Item 5.02 Departure of Directors or Certain Officers; Election of Directors;

Appointment of Certain Officers; Compensatory Arrangements of Certain

Officers.

On June 8, 2020, the Board of Directors (the "Board") of J.Jill, Inc. (the "Company") increased the number of directors comprising the Board from seven to eight members and appointed Shelley Milano to serve as an additional independent member of the Company's Board, effective June 10, 2020. Ms. Milano will serve as a Class II director with a term expiring at the 2023 annual meeting and until her successor has been duly elected and qualified. There are no family relationships between Ms. Milano and any director, executive officer of the Company, and there are no arrangements or understandings between Ms. Milano and any other persons pursuant to which she was appointed as a director of the Company. Ms. Milano was appointed to the Compensation Committee and the Nominating, Governance and Corporate Responsibility Committee. For her service as a non-employee director, Ms. Milano will receive an annual cash retainer of $150,000 and $5,000 for her service as a member of each Committee. Ms. Milano is Executive Vice President, Chief Human Resources Officer for L Brands, owner of the Victoria's Secret, PINK and Bath & Body Works brands. Before assuming this position, she served as the company's Senior Vice President and General Counsel. Prior to joining L Brands in 2015, Ms. Milano served in executive leadership positions with Eddie Bauer, Inc., Starbucks Corporation and Honda of America Manufacturing, Inc. Ms. Milano is a member of the Boards of Directors of Urban Hardwoods and Bartell Drugs. The Board believes that Ms. Milano's expertise in the areas of Human Resources, her legal knowledge and her prior experience in the retail industry qualify her to serve as a director. In connection with Ms. Milano's election to the Board, the Company has entered into an indemnification agreement with Ms. Milano in substantially the same form as the indemnification agreement entered into with other directors of the Company that was previously filed with the Securities and Exchange Commission as Exhibit 10.1 to the Registration Statement on Form S-1 (File No. 333-215993). The indemnification agreement provides, in general, that the Company will indemnify Ms. Milano to the fullest extent permitted by law in connection with his service to the Company or on the Company's behalf. Item 8.01 Other Events.
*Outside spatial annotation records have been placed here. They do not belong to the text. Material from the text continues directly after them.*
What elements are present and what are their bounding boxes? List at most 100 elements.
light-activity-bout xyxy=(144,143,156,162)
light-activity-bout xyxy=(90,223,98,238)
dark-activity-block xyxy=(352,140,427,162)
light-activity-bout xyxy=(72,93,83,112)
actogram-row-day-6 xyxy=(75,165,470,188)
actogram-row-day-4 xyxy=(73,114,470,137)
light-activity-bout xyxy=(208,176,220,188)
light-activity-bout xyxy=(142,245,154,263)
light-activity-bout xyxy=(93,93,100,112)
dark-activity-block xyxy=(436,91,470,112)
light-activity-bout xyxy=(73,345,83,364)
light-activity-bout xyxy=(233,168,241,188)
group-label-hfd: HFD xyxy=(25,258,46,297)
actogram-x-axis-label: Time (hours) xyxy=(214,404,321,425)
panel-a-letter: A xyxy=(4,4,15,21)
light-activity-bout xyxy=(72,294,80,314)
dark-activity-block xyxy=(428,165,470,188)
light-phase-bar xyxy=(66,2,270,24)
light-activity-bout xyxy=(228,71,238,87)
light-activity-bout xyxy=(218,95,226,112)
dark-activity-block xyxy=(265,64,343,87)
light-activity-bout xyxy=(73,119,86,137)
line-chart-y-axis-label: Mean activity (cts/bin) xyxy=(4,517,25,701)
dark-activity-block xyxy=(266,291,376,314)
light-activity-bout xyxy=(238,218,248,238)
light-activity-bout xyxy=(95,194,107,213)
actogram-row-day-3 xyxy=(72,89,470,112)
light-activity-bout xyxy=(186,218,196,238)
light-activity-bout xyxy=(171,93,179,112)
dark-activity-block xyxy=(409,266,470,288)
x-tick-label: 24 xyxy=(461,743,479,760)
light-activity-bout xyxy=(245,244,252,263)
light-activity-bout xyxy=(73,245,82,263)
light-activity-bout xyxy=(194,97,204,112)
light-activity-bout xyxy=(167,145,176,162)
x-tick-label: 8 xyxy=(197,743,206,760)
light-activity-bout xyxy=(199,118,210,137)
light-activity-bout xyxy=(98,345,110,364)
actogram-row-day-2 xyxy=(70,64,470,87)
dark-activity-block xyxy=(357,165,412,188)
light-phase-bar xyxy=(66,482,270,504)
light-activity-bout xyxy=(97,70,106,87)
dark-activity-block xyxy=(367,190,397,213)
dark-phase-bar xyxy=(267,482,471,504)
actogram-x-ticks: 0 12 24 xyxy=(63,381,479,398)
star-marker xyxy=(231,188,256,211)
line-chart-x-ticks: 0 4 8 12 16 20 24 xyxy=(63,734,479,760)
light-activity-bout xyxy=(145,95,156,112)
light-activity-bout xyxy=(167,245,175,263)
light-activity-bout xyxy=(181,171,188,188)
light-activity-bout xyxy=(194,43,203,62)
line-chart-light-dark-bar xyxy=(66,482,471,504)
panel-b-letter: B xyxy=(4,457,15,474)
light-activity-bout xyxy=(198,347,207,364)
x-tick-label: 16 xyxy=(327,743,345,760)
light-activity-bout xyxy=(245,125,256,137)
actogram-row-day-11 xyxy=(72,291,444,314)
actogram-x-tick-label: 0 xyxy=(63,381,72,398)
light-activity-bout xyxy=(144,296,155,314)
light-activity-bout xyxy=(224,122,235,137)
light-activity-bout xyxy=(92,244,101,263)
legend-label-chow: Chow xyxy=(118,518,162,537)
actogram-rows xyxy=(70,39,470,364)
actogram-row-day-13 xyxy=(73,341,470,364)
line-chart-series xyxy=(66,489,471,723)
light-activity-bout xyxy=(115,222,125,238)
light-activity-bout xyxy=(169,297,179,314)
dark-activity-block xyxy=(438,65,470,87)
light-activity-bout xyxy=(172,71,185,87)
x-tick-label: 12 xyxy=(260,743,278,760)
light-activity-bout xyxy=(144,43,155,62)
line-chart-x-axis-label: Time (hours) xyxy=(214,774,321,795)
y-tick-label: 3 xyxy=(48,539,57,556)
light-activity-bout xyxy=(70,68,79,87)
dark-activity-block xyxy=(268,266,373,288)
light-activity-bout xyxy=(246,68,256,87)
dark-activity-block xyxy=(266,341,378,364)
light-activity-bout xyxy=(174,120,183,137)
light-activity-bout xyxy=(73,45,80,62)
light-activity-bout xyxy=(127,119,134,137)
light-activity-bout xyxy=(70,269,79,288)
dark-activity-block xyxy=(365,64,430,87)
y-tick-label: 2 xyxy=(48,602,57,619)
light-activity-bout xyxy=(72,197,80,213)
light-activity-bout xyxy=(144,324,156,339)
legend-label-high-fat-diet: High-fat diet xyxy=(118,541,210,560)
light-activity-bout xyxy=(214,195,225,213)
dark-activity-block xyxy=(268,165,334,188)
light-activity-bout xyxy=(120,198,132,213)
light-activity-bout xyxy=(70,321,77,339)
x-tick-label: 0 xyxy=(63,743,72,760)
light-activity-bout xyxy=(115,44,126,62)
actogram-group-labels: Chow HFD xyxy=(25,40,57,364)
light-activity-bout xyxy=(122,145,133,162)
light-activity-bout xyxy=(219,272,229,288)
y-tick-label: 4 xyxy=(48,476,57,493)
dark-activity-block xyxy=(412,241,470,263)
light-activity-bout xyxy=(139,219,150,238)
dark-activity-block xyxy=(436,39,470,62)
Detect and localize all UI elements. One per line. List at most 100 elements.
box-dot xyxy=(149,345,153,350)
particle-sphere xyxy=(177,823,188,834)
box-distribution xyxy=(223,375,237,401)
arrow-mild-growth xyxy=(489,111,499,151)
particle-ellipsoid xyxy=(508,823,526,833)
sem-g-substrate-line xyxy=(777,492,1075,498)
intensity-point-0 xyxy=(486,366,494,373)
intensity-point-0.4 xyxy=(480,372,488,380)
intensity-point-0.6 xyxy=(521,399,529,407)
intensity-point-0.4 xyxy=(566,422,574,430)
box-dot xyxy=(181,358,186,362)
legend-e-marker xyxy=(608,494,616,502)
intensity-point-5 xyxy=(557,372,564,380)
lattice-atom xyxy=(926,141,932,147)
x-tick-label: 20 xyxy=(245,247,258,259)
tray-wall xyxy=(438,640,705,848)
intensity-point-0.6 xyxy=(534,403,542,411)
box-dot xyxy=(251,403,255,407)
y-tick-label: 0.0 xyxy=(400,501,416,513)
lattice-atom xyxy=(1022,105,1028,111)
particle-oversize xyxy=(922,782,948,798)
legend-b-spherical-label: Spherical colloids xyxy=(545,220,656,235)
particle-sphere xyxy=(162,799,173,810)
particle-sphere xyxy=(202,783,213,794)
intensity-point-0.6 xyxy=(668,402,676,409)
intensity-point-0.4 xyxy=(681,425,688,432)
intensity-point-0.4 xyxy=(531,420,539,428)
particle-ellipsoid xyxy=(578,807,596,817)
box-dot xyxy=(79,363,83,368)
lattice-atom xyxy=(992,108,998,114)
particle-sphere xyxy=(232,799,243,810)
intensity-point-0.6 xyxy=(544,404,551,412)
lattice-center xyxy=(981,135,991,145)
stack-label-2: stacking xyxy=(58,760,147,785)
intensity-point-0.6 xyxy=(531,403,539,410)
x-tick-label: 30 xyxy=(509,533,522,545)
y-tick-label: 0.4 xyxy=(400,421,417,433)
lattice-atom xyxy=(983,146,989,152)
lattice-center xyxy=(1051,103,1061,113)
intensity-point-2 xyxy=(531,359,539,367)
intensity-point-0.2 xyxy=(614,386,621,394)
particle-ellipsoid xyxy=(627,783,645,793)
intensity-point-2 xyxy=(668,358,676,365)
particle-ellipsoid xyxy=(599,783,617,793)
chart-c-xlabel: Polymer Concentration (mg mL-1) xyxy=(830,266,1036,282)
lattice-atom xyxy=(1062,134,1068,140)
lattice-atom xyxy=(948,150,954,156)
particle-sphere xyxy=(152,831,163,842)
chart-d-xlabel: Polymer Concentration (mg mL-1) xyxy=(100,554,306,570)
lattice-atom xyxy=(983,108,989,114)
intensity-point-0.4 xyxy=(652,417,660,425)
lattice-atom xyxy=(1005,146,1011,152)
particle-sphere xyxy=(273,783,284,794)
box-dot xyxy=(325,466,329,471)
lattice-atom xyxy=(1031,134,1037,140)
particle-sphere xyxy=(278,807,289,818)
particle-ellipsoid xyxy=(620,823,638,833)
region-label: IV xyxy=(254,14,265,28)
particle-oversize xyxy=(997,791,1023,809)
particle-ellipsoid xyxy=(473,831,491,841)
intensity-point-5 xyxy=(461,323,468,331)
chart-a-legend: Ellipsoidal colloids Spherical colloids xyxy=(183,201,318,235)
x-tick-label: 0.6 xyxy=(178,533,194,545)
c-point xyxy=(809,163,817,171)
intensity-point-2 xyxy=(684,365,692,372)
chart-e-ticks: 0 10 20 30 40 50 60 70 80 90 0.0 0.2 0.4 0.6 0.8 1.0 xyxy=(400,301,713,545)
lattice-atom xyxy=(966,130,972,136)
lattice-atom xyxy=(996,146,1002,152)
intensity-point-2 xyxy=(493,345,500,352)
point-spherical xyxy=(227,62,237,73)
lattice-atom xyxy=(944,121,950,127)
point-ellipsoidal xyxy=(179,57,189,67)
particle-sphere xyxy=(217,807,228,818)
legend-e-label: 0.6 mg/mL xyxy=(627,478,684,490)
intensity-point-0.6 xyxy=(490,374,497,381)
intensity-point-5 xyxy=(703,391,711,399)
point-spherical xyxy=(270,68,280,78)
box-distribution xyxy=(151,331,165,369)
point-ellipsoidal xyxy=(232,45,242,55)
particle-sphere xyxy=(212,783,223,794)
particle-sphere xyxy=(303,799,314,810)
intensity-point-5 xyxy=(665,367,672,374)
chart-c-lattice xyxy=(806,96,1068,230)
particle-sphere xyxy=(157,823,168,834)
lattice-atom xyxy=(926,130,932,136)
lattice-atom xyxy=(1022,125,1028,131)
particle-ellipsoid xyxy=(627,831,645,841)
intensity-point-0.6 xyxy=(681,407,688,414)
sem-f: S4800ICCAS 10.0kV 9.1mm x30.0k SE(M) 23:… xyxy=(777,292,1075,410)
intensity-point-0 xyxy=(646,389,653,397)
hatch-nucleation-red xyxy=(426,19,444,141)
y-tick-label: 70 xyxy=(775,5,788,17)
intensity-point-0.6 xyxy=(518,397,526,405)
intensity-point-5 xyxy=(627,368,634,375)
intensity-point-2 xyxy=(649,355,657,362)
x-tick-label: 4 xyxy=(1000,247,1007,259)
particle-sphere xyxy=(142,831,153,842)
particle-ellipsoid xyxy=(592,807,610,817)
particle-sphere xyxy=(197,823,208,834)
On June 10, 2020, the Company issued a press release announcing the appointment of Ms. Milano to the Board, effective immediately, a copy of which is furnished herewith as Exhibit 99.1. Such press release shall not be deemed "filed" for purposes of Section 18 of the Securities Exchange Act of 1934, as amended, or otherwise subject to the liabilities of that section. Item 9.01 Financial Statements and Exhibits.




(d)      Exhibits
Exhibit No.   Description
99.1            Press Release, dated June 10, 2020.